We're using prodigy's ner.manual recipe to annotate a set of 17,000 texts (some a few sentences and some a few paragraphs) for a new label with a blank:en model. We've had a couple of fits and starts-- perfectly normal-- as we adjust our annotation strategy, patterns, and the set of texts that we're using in jsonl. As a result, we've done a bit of db-in-ing, -out-ing, and db-deleting, and are ready to get going again.
Our use case involves annotating sets of texts in a specific sequence, but after regenerating the jsonl with the texts grouped in desired order, it appears that Prodigy always starts at a random line. Some of our db futzing was an attempt to clear what we thought might be an index cache at which Prodigy begins serving texts.

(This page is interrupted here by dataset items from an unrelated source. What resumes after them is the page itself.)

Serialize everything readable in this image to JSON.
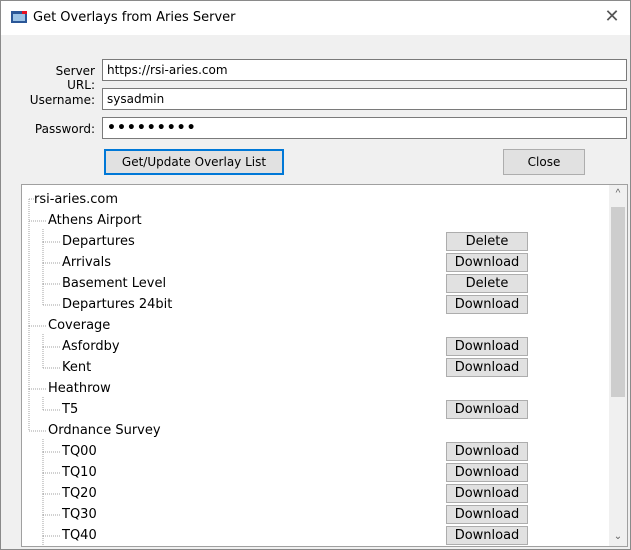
{
  "window": {
    "title": "Get Overlays from Aries Server",
    "close_glyph": "✕",
    "icon": "app-window-icon"
  },
  "form": {
    "server_url_label": "Server URL:",
    "server_url_value": "https://rsi-aries.com",
    "username_label": "Username:",
    "username_value": "sysadmin",
    "password_label": "Password:",
    "password_value": "•••••••••"
  },
  "buttons": {
    "get_update": "Get/Update Overlay List",
    "close": "Close"
  },
  "tree": {
    "root": "rsi-aries.com",
    "rows": [
      {
        "label": "Athens Airport",
        "level": 1,
        "button": ""
      },
      {
        "label": "Departures",
        "level": 2,
        "button": "Delete"
      },
      {
        "label": "Arrivals",
        "level": 2,
        "button": "Download"
      },
      {
        "label": "Basement Level",
        "level": 2,
        "button": "Delete"
      },
      {
        "label": "Departures 24bit",
        "level": 2,
        "button": "Download"
      },
      {
        "label": "Coverage",
        "level": 1,
        "button": ""
      },
      {
        "label": "Asfordby",
        "level": 2,
        "button": "Download"
      },
      {
        "label": "Kent",
        "level": 2,
        "button": "Download"
      },
      {
        "label": "Heathrow",
        "level": 1,
        "button": ""
      },
      {
        "label": "T5",
        "level": 2,
        "button": "Download"
      },
      {
        "label": "Ordnance Survey",
        "level": 1,
        "button": ""
      },
      {
        "label": "TQ00",
        "level": 2,
        "button": "Download"
      },
      {
        "label": "TQ10",
        "level": 2,
        "button": "Download"
      },
      {
        "label": "TQ20",
        "level": 2,
        "button": "Download"
      },
      {
        "label": "TQ30",
        "level": 2,
        "button": "Download"
      },
      {
        "label": "TQ40",
        "level": 2,
        "button": "Download"
      }
    ]
  },
  "scrollbar": {
    "up_glyph": "^",
    "down_glyph": "⌄"
  },
  "colors": {
    "accent": "#0078d7",
    "window_bg": "#f0f0f0"
  }
}
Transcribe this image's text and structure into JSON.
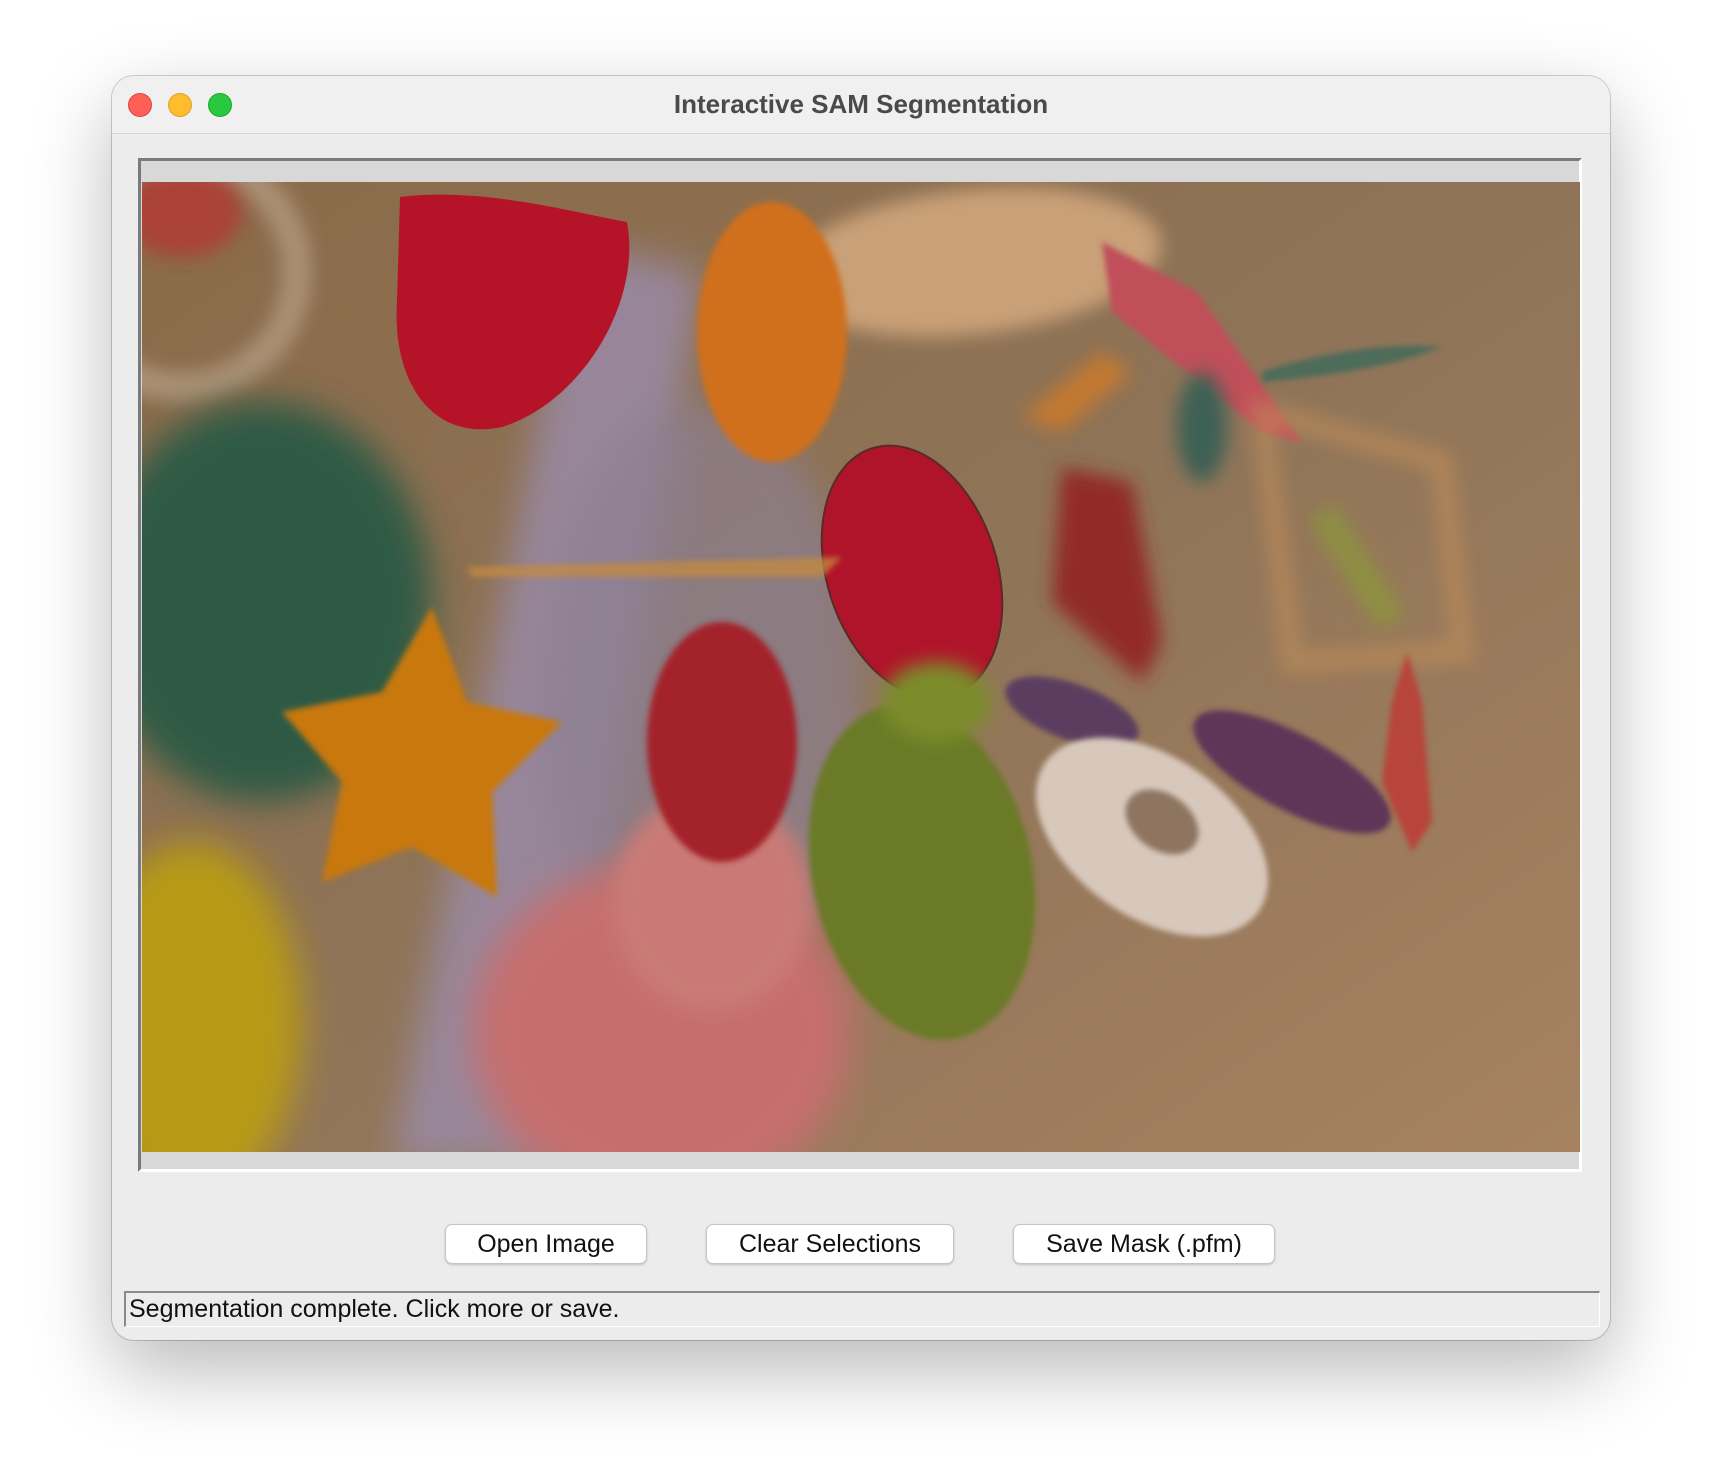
{
  "window": {
    "title": "Interactive SAM Segmentation"
  },
  "toolbar": {
    "open_label": "Open Image",
    "clear_label": "Clear Selections",
    "save_label": "Save Mask (.pfm)"
  },
  "status": {
    "text": "Segmentation complete. Click more or save."
  },
  "colors": {
    "window_bg": "#ececec",
    "close": "#fe5f57",
    "minimize": "#febc2e",
    "maximize": "#28c840"
  },
  "icons": {
    "close": "close-traffic-light-icon",
    "minimize": "minimize-traffic-light-icon",
    "maximize": "maximize-traffic-light-icon"
  }
}
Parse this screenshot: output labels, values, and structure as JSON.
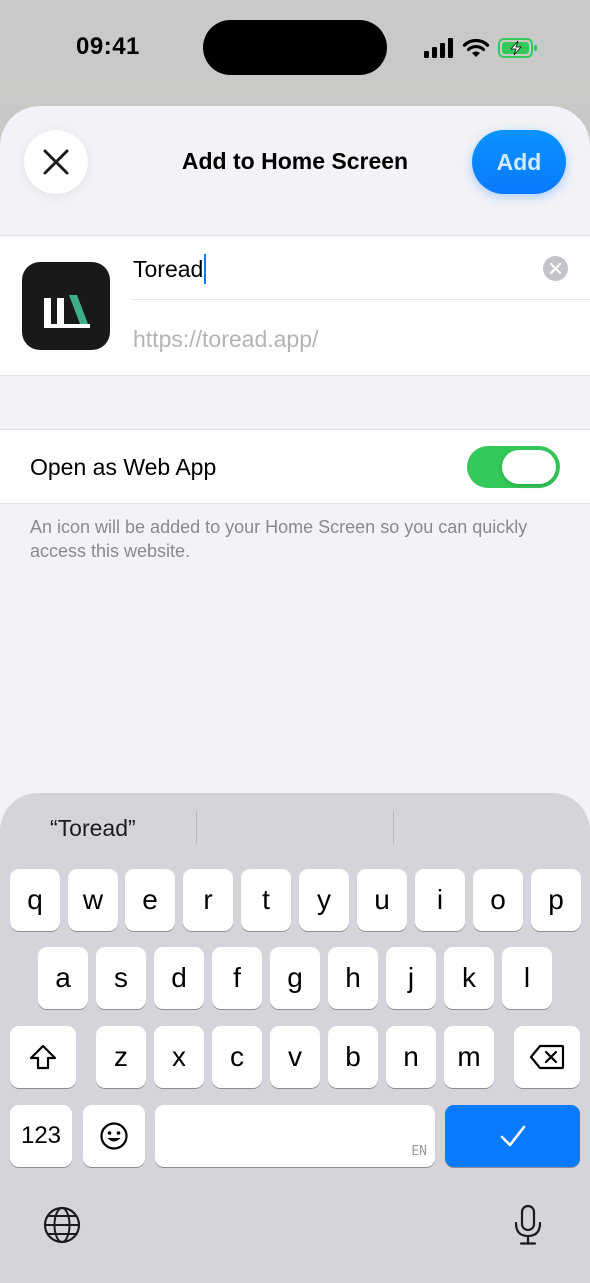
{
  "status_bar": {
    "time": "09:41",
    "icons": [
      "cellular-signal-icon",
      "wifi-icon",
      "battery-charging-icon"
    ],
    "battery_color": "#34c759"
  },
  "sheet": {
    "title": "Add to Home Screen",
    "close_icon": "close-icon",
    "add_label": "Add",
    "accent_color": "#0a7aff"
  },
  "bookmark": {
    "name_value": "Toread",
    "url_value": "https://toread.app/",
    "app_icon": "toread-app-icon"
  },
  "web_app": {
    "label": "Open as Web App",
    "enabled": true,
    "toggle_color": "#34c759"
  },
  "footnote": "An icon will be added to your Home Screen so you can quickly access this website.",
  "keyboard": {
    "prediction": "“Toread”",
    "rows": [
      [
        "q",
        "w",
        "e",
        "r",
        "t",
        "y",
        "u",
        "i",
        "o",
        "p"
      ],
      [
        "a",
        "s",
        "d",
        "f",
        "g",
        "h",
        "j",
        "k",
        "l"
      ],
      [
        "z",
        "x",
        "c",
        "v",
        "b",
        "n",
        "m"
      ]
    ],
    "numbers_label": "123",
    "space_hint": "EN",
    "shift_icon": "shift-icon",
    "delete_icon": "backspace-icon",
    "emoji_icon": "emoji-icon",
    "done_icon": "checkmark-icon",
    "globe_icon": "globe-icon",
    "mic_icon": "microphone-icon"
  }
}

- Is this how the loader for jsonl is intended to perform (loading at what we perceive to be a random jsonl line)?
- I've tried a time or two to modify the ner.manual recipe to turn the generator into a list, but that results in hanging at startup because I assume that prodigy/spacy are trying to tokenize everything at once-- so I think that wouldn't solve the problem/is not practicable. Would using a different loader make a difference to the order in which texts are presented?
Thanks, as always, for your excellent work!
Edit: I used my special reading eyes on the loader documentation and will see if I can whip up a custom loader to do what I need!